The top challenges reported by office workers include too many emails or chat messages (28%), a lack of connection to co-workers (27%), and software not working properly (23%).
But despite these challenges and executive skepticism, all groups reported being more productive in the era of hybrid work, highlighting the fact that it is not so much the place of work that impacts productivity, but the experience that people have when interacting with technology.
"The Everywhere Workplace has forever changed employee expectations when it comes to where they work, how they work, and what device they work on. How employees interact with technology and their satisfaction with that experience directly relates to the success and value they deliver to the organisation. The Digital Employee Experience should be a board level priority, and IT teams are poised to be strategic leaders in their organisation to make it happen,” said Jeff Abbott, CEO, Ivanti.
The growing variety of devices and networks that hybrid workers use has greatly expanded the inventory of assets that IT teams need to manage, but 32% of IT professionals still use spreadsheets to track these assets and only 47% agree completely that their organisations have full visibility into every device that attempts to access their network.
Security stays a concern
One of the biggest challenges facing IT leaders today is the need to enable a seamless end user experience while maintaining robust security.

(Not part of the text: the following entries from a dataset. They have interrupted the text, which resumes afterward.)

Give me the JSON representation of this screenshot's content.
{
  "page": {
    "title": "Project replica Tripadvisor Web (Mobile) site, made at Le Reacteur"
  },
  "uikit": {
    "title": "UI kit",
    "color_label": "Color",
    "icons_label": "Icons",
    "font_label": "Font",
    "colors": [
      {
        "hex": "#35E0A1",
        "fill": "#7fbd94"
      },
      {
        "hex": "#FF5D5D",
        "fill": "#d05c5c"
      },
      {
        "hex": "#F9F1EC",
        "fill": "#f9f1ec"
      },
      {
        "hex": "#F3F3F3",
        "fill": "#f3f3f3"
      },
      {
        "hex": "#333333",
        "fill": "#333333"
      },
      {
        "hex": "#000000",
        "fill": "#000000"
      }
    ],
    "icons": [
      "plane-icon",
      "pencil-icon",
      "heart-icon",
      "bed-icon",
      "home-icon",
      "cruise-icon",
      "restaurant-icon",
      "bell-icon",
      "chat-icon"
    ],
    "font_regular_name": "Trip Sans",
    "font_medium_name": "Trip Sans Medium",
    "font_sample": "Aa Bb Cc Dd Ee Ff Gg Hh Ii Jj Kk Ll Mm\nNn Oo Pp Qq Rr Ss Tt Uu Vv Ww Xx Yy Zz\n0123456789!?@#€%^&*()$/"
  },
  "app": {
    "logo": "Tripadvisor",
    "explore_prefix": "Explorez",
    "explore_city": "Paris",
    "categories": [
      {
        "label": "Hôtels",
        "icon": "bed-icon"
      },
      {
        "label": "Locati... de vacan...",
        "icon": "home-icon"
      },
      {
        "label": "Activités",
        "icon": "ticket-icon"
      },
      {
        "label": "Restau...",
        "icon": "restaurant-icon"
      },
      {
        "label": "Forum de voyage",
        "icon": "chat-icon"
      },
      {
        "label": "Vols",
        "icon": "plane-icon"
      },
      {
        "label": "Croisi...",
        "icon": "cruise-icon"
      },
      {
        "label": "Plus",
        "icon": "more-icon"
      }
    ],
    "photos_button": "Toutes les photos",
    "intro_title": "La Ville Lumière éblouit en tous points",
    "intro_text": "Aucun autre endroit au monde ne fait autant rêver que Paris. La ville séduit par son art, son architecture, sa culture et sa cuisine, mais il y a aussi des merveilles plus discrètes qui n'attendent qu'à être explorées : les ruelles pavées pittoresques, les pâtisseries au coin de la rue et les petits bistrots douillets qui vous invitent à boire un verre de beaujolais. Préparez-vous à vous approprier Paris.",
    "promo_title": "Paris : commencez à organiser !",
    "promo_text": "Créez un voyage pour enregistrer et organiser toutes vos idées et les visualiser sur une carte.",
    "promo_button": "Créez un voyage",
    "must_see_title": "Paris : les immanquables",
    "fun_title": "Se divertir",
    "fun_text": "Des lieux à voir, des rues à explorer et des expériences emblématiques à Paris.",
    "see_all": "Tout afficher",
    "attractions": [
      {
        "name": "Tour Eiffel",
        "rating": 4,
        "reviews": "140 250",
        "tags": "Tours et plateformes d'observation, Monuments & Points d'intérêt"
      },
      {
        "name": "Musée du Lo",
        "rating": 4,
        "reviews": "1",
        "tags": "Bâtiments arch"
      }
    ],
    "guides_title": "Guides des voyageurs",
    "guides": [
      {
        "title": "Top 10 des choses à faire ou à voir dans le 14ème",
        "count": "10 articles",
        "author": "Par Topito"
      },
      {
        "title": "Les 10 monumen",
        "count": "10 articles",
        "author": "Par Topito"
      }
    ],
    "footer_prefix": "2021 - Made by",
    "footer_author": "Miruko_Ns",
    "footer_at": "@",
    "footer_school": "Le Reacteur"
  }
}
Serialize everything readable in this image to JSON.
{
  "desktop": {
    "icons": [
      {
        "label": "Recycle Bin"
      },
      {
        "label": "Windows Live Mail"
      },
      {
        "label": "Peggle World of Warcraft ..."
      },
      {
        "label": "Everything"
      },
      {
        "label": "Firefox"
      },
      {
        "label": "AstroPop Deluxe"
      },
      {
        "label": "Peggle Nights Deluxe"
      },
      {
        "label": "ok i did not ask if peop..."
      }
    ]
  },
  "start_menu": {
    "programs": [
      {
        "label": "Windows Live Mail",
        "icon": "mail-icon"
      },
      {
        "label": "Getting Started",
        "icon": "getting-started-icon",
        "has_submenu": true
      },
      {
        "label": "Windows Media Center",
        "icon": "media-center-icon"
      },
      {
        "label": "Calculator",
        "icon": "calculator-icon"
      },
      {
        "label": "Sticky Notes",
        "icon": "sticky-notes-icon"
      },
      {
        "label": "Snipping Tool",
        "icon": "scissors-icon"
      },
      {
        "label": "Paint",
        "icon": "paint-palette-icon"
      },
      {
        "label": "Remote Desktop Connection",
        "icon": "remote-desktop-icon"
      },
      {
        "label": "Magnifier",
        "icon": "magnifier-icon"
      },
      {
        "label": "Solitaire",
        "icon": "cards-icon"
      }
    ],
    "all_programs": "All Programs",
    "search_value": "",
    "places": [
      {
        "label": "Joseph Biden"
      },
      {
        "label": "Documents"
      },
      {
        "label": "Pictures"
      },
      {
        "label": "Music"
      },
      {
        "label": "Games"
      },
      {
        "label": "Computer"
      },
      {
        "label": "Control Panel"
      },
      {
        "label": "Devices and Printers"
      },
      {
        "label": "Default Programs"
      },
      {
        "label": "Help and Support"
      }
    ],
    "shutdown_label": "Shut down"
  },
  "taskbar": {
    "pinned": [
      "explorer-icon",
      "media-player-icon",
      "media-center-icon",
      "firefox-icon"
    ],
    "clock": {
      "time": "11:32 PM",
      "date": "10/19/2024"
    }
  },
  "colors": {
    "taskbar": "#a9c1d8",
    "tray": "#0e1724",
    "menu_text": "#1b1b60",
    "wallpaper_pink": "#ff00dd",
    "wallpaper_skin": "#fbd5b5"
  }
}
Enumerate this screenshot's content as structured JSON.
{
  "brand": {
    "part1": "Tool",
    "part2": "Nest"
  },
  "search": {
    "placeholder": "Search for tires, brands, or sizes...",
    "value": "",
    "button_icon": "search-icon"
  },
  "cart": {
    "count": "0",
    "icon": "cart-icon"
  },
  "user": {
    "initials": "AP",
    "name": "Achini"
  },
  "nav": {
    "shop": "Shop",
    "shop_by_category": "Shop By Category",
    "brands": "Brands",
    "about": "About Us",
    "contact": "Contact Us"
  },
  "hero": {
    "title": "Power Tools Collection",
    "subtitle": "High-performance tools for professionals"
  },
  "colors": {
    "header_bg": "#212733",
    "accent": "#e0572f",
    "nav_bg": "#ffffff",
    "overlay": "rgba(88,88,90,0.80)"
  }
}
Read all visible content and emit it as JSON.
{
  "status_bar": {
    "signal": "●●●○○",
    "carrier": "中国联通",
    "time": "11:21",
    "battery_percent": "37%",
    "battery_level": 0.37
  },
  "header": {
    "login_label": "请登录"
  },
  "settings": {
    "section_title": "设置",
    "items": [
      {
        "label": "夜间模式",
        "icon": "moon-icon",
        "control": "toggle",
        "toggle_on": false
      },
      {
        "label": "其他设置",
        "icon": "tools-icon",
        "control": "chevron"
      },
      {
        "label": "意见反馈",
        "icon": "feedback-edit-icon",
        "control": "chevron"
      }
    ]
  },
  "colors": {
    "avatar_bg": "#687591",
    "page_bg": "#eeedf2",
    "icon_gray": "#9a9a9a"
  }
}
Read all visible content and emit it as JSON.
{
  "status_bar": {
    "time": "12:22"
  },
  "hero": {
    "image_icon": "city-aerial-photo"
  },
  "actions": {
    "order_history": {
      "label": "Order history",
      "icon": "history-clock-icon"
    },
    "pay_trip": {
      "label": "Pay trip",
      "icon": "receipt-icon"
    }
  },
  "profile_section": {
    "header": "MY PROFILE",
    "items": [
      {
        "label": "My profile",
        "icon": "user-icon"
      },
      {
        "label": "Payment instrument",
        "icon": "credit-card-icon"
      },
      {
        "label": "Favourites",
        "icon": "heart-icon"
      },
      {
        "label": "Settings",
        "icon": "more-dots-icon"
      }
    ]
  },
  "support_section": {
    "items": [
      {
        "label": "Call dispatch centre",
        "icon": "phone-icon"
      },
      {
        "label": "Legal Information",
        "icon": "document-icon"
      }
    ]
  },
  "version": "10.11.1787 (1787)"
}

The challenge becomes more complex when there is pressure from the top to bypass security measures, with 49% of C-level executives reporting they have requested to bypass one or more security measures in the last year.
“Maintaining a secure environment and focusing on the digital employee experience are two inseparable elements of any digital transformation. In the war for talent, a key differentiator for organisations is providing an exceptional and secure digital experience. We believe that organizations not prioritising how their employees experience technology is a contributing factor for the Great Resignation," said Abbott.
With the availability of innovative new technologies that both enable and support hybrid workforces, IT now has the opportunity to make a positive impact on broader organisational strategy.
By taking ownership of the digital employee experience and working closely with the C-Suite to accomplish common goals, IT can drive better business outcomes – from employee productivity to workforce retention, the report stresses.